Kate Frank, a sex researcher and author of Plays Well in Groups: A Journey Through the World of Group Sex, told me that there is little data to draw any definite conclusions about the evolution of group sex. In fact, she says there are no academic texts on the subject that she would recommend. She says it may be that scholars are hesitant to take on such a taboo topic.
Frank’s book, which was partly inspired by Thy Neighbor’s Wife—a Gay Talese book published in 1980 that nearly ruined both his marriage and his career—is based on ethnographic observation, interviews with participants, memoirs, journalistic accounts, academic publications, and personal experience. It “offers a cross-cultural look at some of the manifestations and meanings of group sex: who has it, how they do it, and why.”
What Frank can conclude from her extensive research is that group sex has been around since the beginning of human existence, but it has never been completely normative. Usually, she says, it was part of some sort of ritual or celebration and always a little bit taboo. “Humans have probably always done it. Even in the most conservative societies, people transgress,” she says.
While some modern-day Americans may indulge in threesomes or orgies to experiment or invigorate their sex lives, experts believe our ancestors had different motives. According to Frank, ritual group sex marked natural cycles and transitions in certain tribal societies, such as when couples were married or crops were planted. It’s also possible that they engaged in these acts to gain attention from the gods.

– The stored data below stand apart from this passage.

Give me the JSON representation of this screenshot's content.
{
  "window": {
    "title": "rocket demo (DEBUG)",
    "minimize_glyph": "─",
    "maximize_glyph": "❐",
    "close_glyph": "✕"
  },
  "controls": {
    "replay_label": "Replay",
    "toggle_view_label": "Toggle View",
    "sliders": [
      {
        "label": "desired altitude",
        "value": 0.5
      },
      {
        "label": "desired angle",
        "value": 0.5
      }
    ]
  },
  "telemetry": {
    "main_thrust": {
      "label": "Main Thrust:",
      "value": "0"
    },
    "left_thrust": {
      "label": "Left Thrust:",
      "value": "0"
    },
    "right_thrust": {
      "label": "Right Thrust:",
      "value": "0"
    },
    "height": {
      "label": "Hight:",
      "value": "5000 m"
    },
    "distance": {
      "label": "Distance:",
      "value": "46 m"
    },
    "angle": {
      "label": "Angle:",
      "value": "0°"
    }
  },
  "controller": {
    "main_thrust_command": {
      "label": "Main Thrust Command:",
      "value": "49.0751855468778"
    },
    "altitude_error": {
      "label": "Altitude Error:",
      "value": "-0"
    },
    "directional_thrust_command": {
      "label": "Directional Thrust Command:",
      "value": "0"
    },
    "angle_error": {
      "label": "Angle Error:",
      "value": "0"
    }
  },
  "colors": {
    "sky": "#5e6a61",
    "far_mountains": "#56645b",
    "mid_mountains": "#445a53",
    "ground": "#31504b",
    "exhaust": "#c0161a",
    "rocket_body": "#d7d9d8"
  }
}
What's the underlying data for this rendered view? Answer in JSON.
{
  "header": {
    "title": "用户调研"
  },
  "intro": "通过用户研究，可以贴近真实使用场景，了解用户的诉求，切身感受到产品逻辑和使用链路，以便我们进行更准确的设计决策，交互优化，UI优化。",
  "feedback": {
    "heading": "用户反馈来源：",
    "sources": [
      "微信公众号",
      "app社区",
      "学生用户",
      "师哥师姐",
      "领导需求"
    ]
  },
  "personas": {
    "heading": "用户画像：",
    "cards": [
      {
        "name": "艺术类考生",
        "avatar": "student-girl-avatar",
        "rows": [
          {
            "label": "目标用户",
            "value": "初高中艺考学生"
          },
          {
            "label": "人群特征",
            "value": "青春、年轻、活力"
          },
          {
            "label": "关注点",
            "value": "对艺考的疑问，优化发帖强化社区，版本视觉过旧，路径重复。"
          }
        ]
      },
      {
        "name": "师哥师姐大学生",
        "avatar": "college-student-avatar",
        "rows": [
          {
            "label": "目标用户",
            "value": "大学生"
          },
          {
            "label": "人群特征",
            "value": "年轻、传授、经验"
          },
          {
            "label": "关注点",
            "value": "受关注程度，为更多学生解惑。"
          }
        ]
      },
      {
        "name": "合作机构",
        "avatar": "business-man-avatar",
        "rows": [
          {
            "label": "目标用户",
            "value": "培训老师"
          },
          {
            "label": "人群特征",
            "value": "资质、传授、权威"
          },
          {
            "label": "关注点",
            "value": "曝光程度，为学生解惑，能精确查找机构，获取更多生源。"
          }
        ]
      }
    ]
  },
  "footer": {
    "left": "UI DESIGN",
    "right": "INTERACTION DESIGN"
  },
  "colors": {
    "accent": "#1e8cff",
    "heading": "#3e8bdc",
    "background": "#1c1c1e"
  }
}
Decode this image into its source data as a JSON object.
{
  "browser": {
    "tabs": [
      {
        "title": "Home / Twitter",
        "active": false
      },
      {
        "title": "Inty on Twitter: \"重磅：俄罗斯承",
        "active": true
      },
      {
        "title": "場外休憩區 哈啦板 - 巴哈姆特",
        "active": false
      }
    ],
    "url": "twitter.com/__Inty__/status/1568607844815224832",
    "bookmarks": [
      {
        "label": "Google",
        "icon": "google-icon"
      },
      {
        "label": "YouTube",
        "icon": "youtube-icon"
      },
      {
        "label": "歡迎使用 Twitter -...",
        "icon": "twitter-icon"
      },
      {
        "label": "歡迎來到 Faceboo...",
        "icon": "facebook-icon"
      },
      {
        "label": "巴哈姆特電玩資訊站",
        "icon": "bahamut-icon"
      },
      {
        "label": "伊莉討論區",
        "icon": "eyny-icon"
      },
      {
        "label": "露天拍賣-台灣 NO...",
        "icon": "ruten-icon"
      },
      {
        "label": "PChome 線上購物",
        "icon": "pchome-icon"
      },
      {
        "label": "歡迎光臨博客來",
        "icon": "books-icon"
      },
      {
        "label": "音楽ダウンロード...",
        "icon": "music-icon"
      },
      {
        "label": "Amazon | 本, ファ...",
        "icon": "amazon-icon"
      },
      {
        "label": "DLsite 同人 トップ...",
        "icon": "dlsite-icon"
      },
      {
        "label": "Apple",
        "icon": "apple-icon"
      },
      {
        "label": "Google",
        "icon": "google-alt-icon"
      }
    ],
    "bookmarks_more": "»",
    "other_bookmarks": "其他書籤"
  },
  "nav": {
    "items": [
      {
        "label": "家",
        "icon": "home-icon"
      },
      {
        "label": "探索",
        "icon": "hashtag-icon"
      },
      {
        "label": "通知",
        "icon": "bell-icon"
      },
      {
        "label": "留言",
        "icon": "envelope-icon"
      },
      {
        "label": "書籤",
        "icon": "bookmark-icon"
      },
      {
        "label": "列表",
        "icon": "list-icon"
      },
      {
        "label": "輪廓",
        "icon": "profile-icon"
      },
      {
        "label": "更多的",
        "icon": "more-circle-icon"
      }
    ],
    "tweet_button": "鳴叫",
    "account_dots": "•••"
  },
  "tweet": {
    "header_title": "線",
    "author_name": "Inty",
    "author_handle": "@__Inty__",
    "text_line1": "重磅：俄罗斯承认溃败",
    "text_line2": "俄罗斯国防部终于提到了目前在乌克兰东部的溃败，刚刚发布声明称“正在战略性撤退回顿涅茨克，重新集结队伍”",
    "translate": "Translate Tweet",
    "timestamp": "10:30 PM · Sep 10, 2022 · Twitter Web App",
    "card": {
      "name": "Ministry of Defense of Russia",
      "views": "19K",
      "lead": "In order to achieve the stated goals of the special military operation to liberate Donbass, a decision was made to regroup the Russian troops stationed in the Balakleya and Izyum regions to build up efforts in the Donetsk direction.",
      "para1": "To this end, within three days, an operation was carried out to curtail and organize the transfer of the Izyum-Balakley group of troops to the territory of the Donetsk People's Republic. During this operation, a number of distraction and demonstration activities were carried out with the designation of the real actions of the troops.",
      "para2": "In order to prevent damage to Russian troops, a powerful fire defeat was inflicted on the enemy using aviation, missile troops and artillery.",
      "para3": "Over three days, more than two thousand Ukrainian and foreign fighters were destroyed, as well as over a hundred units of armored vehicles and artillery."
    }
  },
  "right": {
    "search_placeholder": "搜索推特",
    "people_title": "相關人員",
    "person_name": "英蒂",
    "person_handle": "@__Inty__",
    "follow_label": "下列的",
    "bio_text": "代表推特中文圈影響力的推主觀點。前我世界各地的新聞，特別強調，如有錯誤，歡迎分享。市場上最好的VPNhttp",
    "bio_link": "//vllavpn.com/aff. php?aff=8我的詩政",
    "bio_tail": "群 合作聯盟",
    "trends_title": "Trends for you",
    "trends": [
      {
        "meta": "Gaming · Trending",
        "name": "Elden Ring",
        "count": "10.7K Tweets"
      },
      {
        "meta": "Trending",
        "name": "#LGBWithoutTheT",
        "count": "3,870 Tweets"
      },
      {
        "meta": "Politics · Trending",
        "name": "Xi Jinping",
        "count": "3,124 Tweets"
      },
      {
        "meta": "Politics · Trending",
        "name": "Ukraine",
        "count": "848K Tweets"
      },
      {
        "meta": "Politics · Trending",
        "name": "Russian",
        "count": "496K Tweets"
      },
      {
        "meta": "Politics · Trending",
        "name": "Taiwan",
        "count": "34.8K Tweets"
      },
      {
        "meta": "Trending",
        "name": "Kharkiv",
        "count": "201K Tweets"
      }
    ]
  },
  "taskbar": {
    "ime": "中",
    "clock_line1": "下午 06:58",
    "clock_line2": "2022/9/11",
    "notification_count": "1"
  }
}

The book Sex at Dawn by Christopher Ryan and Cacilda Jethá, offers an additional perspective. According to Ryan and Jethá, hunter gatherers were nonmonogamous and would participate in group sex. These bands were highly egalitarian and their social organization was structured around the importance of sharing, which naturally extended to their sexual relationships. The authors point out that during 95% of our time as an anatomically modern species (homo sapiens sapiens) we’ve been living in hunter gatherer bands, and that it wasn’t until the advent of agriculture 10,000 years ago that attitudes toward sex began to shift.
In the grand scheme of things, we’ve been monogamous for a relatively short amount of time. No wonder so many humans struggle with fidelity.
Not only that, out of the hundreds of primate species in the world, there is not a single species living in complex social groups that is also sexually monogamous, Ryan points out in a podcast interview. Humans, however, believe that they’re different. “There’s a lot of arrogance and shame built into human consciousness,” he said. (For the bonobo, one of our two closest human relatives, group sex is as natural as eating. In an article in Psychology Today, Ryan said that if a group of bonobos is given a large amount of food, they will all have a big orgy before politely sharing the feast.)
Joe Kort, a doctor of clinical sexology, believes people partake in orgies and threesomes to experience variety and to enjoy multiple things at the same time. “I know it’s currently common in the gay community,” he says. “It’s also common among straight people, but it’s underground because people are so erotophobic [an abnormal fear of sexual feelings and their physical expression] and when they hear that, they put you in a kink category.”